The connection lifecycle
All the TCP connections eventually broke after about 11 hours. The timing of these breaks hints at what might be happening behind the scenes in Azure:
Connection | Failed At | Notes |
---|---|---|
Same AZ | 2025-03-20 10:04:12 | First to fail |
Cross Region | 2025-03-20 13:23:55 | Failed with Cross AZ |
Cross AZ | 2025-03-20 13:23:58 | Failed 3 seconds after Cross Region |
Just before the connections broke, I spotted some unusual latency patterns. For the Same AZ test, latency suddenly dropped by about 166 microseconds in the last 100 packets. The Cross AZ test showed the opposite: latency rose by about 70 microseconds before failure.
These shifts suggest Azure was moving VMs between hosts. The connections probably broke during routine maintenance activities rather than due to network issues.
The bottom line
So what does all this mean if you're building apps in Azure? Here are the practical takeaways:
-
Keep chatty services in the same zone when speed matters. My tests show cross-region communication is about 6 times slower than same-zone.

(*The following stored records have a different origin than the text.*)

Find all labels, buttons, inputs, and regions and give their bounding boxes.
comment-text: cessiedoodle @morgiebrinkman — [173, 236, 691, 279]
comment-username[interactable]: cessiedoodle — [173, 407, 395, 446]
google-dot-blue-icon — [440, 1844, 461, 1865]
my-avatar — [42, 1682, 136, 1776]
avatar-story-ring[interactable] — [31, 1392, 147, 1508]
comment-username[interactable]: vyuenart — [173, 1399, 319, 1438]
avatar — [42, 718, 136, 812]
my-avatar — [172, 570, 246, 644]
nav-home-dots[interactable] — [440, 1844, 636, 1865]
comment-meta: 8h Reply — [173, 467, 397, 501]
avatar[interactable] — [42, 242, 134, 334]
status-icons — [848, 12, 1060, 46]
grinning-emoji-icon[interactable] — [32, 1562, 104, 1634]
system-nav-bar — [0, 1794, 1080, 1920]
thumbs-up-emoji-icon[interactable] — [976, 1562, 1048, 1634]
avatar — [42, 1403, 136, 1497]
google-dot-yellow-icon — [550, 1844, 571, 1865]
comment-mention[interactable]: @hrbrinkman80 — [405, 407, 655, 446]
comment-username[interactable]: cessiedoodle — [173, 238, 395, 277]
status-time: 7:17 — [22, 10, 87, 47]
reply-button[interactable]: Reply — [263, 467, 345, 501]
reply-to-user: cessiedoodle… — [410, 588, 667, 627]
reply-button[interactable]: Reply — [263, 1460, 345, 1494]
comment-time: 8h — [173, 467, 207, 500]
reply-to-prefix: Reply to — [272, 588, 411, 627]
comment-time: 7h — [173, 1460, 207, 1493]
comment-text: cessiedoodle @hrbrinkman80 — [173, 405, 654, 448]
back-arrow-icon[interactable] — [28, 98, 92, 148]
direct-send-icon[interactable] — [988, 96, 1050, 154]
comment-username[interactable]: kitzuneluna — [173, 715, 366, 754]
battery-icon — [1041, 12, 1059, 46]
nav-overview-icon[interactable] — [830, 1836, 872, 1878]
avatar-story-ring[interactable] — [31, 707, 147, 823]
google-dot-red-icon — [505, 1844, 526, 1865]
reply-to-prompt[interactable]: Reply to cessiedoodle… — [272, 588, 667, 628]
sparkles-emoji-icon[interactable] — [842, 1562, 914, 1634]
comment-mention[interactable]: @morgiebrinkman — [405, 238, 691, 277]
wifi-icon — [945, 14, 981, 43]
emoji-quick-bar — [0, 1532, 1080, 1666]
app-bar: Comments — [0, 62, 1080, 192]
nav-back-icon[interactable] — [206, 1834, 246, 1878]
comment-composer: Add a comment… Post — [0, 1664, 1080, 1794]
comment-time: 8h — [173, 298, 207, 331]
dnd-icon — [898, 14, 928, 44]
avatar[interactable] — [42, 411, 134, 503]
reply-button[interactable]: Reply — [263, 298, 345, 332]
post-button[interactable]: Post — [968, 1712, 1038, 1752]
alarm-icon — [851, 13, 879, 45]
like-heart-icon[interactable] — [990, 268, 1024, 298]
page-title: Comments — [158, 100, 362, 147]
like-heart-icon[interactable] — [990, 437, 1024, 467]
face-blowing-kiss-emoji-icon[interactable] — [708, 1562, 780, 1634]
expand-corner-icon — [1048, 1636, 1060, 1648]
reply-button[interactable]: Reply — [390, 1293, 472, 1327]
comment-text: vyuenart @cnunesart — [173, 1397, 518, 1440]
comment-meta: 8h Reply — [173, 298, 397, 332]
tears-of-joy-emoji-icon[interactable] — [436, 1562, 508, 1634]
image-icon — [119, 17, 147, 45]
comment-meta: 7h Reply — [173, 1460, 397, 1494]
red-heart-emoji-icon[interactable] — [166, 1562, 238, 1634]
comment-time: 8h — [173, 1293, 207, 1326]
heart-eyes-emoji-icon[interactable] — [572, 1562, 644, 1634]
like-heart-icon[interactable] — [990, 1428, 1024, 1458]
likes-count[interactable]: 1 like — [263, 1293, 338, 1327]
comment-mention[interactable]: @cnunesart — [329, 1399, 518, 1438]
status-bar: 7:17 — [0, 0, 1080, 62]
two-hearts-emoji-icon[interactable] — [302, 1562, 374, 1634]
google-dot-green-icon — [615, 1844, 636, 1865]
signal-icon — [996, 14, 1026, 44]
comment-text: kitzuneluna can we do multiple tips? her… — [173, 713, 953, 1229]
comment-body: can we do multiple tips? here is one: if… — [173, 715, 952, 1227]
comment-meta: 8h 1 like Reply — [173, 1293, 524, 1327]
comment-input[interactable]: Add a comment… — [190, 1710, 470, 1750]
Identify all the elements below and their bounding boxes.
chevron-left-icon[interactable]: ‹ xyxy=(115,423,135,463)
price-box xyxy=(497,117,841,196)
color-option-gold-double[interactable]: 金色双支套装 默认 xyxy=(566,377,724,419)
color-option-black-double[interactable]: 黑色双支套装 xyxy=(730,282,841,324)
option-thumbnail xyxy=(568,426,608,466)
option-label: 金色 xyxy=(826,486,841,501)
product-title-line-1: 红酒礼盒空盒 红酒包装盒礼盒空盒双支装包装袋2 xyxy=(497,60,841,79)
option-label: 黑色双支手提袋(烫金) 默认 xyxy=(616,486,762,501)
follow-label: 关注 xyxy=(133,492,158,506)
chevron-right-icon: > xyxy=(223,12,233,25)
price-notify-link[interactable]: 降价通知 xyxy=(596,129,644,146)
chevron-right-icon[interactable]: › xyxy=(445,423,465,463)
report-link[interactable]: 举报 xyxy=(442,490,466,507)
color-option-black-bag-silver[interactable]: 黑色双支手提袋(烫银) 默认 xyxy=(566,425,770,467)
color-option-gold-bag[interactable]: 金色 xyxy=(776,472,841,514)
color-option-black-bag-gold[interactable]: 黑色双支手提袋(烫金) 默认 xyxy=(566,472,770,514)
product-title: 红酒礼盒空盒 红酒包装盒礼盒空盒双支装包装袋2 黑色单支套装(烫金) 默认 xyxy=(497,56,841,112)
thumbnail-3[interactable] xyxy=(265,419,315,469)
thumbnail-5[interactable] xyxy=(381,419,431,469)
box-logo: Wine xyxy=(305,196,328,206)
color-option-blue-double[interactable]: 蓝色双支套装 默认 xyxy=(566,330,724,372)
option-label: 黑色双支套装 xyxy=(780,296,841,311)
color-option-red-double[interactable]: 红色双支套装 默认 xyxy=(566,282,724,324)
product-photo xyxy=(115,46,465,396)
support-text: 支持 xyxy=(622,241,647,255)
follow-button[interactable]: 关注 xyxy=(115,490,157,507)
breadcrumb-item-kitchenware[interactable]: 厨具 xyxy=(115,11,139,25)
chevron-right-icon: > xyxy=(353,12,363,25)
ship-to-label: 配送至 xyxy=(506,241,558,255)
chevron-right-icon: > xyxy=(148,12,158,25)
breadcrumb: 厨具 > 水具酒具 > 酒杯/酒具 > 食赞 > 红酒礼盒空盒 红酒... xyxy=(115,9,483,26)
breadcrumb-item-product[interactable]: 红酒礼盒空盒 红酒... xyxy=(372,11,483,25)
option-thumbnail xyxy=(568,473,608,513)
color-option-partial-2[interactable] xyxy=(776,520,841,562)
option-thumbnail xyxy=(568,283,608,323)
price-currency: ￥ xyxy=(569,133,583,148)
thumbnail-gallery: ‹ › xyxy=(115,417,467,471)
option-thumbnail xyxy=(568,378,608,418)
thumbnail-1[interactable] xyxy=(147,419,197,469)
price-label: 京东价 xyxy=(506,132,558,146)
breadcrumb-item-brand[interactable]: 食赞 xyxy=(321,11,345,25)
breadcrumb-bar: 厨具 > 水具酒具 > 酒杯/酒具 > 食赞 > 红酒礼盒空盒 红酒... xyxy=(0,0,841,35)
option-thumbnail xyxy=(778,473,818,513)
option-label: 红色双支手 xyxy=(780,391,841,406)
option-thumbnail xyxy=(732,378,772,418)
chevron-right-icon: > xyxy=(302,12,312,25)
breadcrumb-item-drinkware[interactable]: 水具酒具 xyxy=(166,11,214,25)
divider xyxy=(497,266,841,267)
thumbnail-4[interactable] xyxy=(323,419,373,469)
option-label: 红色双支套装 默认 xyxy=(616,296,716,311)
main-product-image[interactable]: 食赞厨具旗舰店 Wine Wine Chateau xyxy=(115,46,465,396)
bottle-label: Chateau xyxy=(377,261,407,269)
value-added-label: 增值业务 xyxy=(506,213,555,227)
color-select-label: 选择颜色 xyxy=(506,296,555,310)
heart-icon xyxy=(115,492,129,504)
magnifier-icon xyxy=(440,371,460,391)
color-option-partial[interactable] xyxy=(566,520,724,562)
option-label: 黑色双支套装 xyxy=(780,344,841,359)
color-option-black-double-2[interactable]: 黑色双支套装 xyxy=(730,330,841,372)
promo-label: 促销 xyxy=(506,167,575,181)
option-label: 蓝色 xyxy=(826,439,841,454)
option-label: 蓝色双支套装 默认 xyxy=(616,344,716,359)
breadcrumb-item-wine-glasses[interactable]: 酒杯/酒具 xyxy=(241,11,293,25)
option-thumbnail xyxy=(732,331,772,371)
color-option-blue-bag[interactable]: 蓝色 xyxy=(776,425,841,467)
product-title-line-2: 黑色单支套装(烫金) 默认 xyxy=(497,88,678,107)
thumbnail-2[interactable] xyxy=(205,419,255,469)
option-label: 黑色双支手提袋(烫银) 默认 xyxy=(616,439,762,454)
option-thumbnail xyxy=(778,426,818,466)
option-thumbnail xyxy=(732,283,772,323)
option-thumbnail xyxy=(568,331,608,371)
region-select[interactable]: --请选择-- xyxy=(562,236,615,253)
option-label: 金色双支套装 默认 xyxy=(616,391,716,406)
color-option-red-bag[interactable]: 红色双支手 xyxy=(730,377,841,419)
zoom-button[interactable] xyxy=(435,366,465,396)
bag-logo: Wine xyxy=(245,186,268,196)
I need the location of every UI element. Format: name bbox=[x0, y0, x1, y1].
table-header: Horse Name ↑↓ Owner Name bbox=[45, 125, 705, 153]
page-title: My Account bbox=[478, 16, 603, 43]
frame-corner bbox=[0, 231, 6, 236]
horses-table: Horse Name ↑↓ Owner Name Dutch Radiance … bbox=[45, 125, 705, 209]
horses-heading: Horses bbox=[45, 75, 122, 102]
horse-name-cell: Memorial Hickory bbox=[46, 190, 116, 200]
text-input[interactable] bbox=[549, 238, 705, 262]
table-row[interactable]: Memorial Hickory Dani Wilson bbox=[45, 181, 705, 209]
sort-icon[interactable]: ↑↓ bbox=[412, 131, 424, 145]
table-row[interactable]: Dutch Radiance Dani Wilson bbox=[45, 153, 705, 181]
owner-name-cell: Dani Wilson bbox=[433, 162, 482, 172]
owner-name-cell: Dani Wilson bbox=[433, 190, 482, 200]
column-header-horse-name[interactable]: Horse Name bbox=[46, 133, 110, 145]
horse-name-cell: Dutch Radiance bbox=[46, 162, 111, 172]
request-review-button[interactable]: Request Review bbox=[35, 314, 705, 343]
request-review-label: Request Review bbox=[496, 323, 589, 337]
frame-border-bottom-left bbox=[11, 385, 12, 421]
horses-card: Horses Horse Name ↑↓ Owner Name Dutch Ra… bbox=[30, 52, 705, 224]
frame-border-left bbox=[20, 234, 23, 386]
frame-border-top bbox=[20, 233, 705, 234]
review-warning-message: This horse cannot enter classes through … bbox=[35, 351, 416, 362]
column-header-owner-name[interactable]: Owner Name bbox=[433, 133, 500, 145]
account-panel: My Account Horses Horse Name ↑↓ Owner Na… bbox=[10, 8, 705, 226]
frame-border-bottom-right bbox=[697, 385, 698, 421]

For time-sensitive apps, this difference matters.
-
Plan for high availability with a speed trade-off. When you spread across zones for redundancy, you'll pay a speed penalty of about 70%.
-
Make your apps resilient to connection breaks. Even with this simple setup, connections eventually break. Use connection pooling with health checks, and consider refreshing connections proactively after 6-8 hours (well before the 11-hour mark where mine broke).
-
Cache aggressively for cross-region operations. The large latency penalty makes cross-region traffic best suited for background tasks or cached data, rather than real-time operations.
What's next?
This baseline work sets the stage for more interesting tests. In my next experiments, I'll be looking at:
- How different connection methods affect latency across very long distances
- Whether load balancers and private endpoints help or hurt performance
- How connection patterns change when we go across continents
Stay tuned - the next round of results turned out to be much more surprising!
All tests were performed in March 2025 on B1 Azure VMs across multiple regions. Your results might vary based on network conditions, VM types, and Azure infrastructure changes.